A Ajinomoto Interamericana deve indenizar consumidor em R$ 8 mil  por danos morais. O cliente alegou ter participado de um concurso do produto MID e FIT Refrescos, que prometia diversos prêmios em dinheiro. Era necessário enviar cartas com código de barras para um determinado CEP, divulgado num folheto de promoção. Contudo, o consumidor descobriu que o CEP não correspondia ao endereço correto.

Diante do que entendeu como publicidade enganosa, o consumidor buscou ressarcimento dos danos morais, causados em razão da frustração da expectativa de participar da promoção. Ele pleiteou o ressarcimento do prêmio de maior valor, R$ 61,5 mil, ou a oportunidade de participar do mesmo sorteio, com anulação do realizado.
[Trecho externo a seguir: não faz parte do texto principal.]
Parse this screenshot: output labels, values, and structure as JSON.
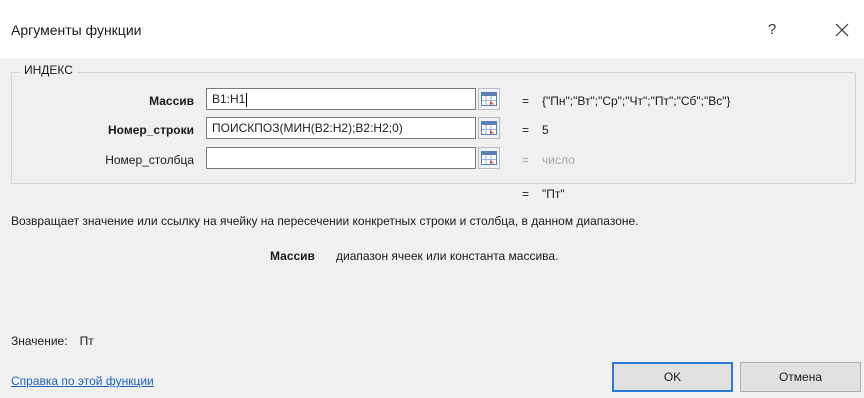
{
  "dialog": {
    "title": "Аргументы функции",
    "help_symbol": "?",
    "close_symbol": "✕"
  },
  "function": {
    "name": "ИНДЕКС",
    "args": [
      {
        "label": "Массив",
        "value": "B1:H1",
        "result": "{\"Пн\";\"Вт\";\"Ср\";\"Чт\";\"Пт\";\"Сб\";\"Вс\"}",
        "bold": true
      },
      {
        "label": "Номер_строки",
        "value": "ПОИСКПОЗ(МИН(B2:H2);B2:H2;0)",
        "result": "5",
        "bold": true
      },
      {
        "label": "Номер_столбца",
        "value": "",
        "result": "число",
        "bold": false
      }
    ],
    "eq_sign": "=",
    "final_result": "\"Пт\""
  },
  "description": "Возвращает значение или ссылку на ячейку на пересечении конкретных строки и столбца, в данном диапазоне.",
  "arg_description": {
    "name": "Массив",
    "text": "диапазон ячеек или константа массива."
  },
  "value_line": {
    "label": "Значение:",
    "value": "Пт"
  },
  "footer": {
    "help_link": "Справка по этой функции",
    "ok": "OK",
    "cancel": "Отмена"
  }
}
O relator do processo no Tribunal de Justiça de Minas Gerais, juiz convocado Maurício Pinto Ferreira, entendeu que a frustração da expectativa depositada pelo consumidor na publicidade produzida pelo fabricante do produto é suficiente para configurar os danos morais.

A empresa afirmou ser fabricante dos refrescos MID e FIT (bebidas em pó adoçadas) que motivaram a promoção “Gostoso é viver bem”. Para o certame era necessário o envio de correspondência para o endereço indicado no regulamento, juntamente como cinco códigos de barras dos produtos mencionados.
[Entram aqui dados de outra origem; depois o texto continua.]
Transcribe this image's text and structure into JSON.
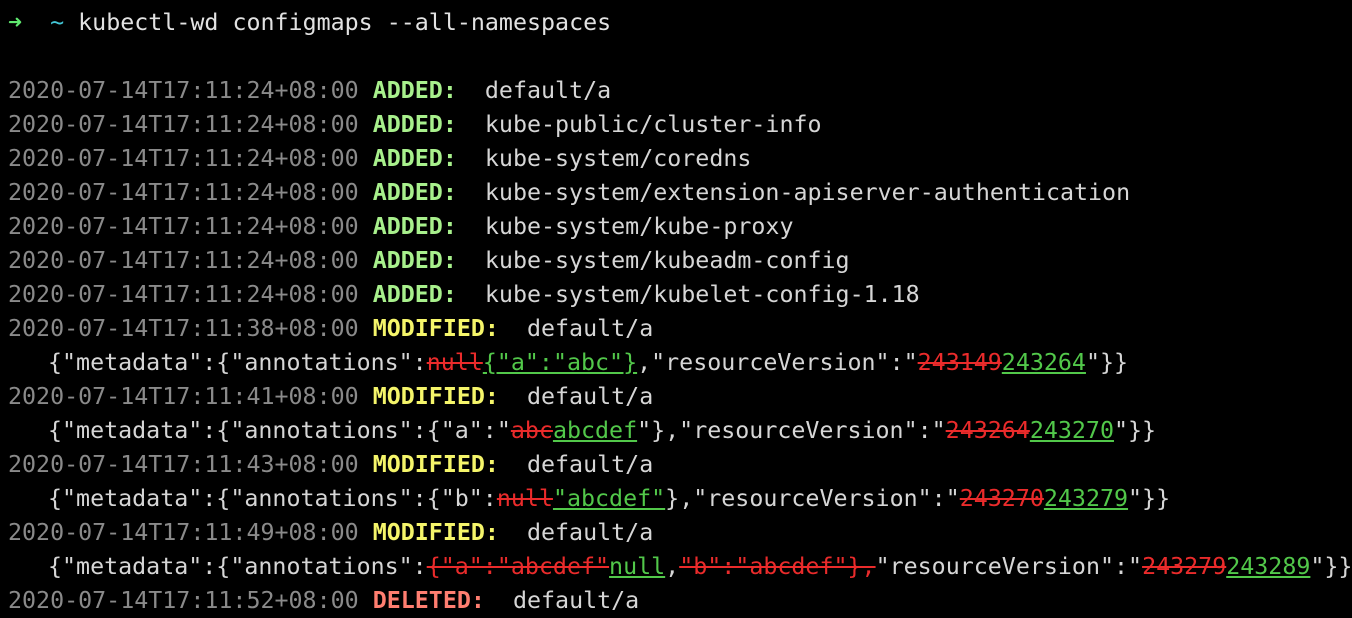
{
  "prompt": {
    "arrow": "➜",
    "cwd": "~",
    "command": "kubectl-wd configmaps --all-namespaces"
  },
  "events": [
    {
      "ts": "2020-07-14T17:11:24+08:00",
      "type": "ADDED:",
      "object": "default/a"
    },
    {
      "ts": "2020-07-14T17:11:24+08:00",
      "type": "ADDED:",
      "object": "kube-public/cluster-info"
    },
    {
      "ts": "2020-07-14T17:11:24+08:00",
      "type": "ADDED:",
      "object": "kube-system/coredns"
    },
    {
      "ts": "2020-07-14T17:11:24+08:00",
      "type": "ADDED:",
      "object": "kube-system/extension-apiserver-authentication"
    },
    {
      "ts": "2020-07-14T17:11:24+08:00",
      "type": "ADDED:",
      "object": "kube-system/kube-proxy"
    },
    {
      "ts": "2020-07-14T17:11:24+08:00",
      "type": "ADDED:",
      "object": "kube-system/kubeadm-config"
    },
    {
      "ts": "2020-07-14T17:11:24+08:00",
      "type": "ADDED:",
      "object": "kube-system/kubelet-config-1.18"
    },
    {
      "ts": "2020-07-14T17:11:38+08:00",
      "type": "MODIFIED:",
      "object": "default/a",
      "diff": {
        "p1": "{\"metadata\":{\"annotations\":",
        "d1": "null",
        "i1": "{\"a\":\"abc\"}",
        "p2": ",\"resourceVersion\":\"",
        "d2": "243149",
        "i2": "243264",
        "p3": "\"}}"
      }
    },
    {
      "ts": "2020-07-14T17:11:41+08:00",
      "type": "MODIFIED:",
      "object": "default/a",
      "diff": {
        "p1": "{\"metadata\":{\"annotations\":{\"a\":\"",
        "d1": "abc",
        "i1": "abcdef",
        "p2": "\"},\"resourceVersion\":\"",
        "d2": "243264",
        "i2": "243270",
        "p3": "\"}}"
      }
    },
    {
      "ts": "2020-07-14T17:11:43+08:00",
      "type": "MODIFIED:",
      "object": "default/a",
      "diff": {
        "p1": "{\"metadata\":{\"annotations\":{\"b\":",
        "d1": "null",
        "i1": "\"abcdef\"",
        "p2": "},\"resourceVersion\":\"",
        "d2": "243270",
        "i2": "243279",
        "p3": "\"}}"
      }
    },
    {
      "ts": "2020-07-14T17:11:49+08:00",
      "type": "MODIFIED:",
      "object": "default/a",
      "diff": {
        "p1": "{\"metadata\":{\"annotations\":",
        "d1": "{\"a\":\"abcdef\"",
        "i1": "null",
        "p2": ",",
        "d1b": "\"b\":\"abcdef\"},",
        "p2b": "\"resourceVersion\":\"",
        "d2": "243279",
        "i2": "243289",
        "p3": "\"}}"
      }
    },
    {
      "ts": "2020-07-14T17:11:52+08:00",
      "type": "DELETED:",
      "object": "default/a"
    }
  ],
  "colors": {
    "background": "#000000",
    "added": "#a8f08c",
    "modified": "#f5f56a",
    "deleted": "#ff7e70",
    "timestamp": "#8a8a8a",
    "diff_removed": "#ea2b2b",
    "diff_inserted": "#52c84a"
  }
}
Sustentou que ter contratado uma empresa para desenvolver e criar materiais de divulgação da promoção, o que a isentaria de responsabilidade. Alegou que, em momento nenhum, houve publicidade enganosa ou abusiva para os consumidores e ocorreu mero erro de digitação nos panfletos destinados aos vendedores da empresa contratada para divulgação.

O juiz convocado Maurício Pinto Ferreira considerou que qualquer modalidade de informação ou comunicação de caráter publicitário, inteira ou parcialmente falsa, mesmo por omissão, capaz de induzir em erro o consumidor deve ser tratada como enganosa. No caso concreto, é inequívoco que o material publicitário de responsabilidade da Ajinomoto induziu o consumidor em erro, já que o erro no CEP divulgado no material de promoção contribuiu para que as correspondências fossem enviadas para um endereço incorreto.

Os desembargadores Vicente de Oliveira Silva e Manoel dos Reis Soares, que compuseram a turma julgadora da 10ª Câmara Cível do TJMG, acompanharam o voto do juiz convocado Maurício Pinto Ferreira.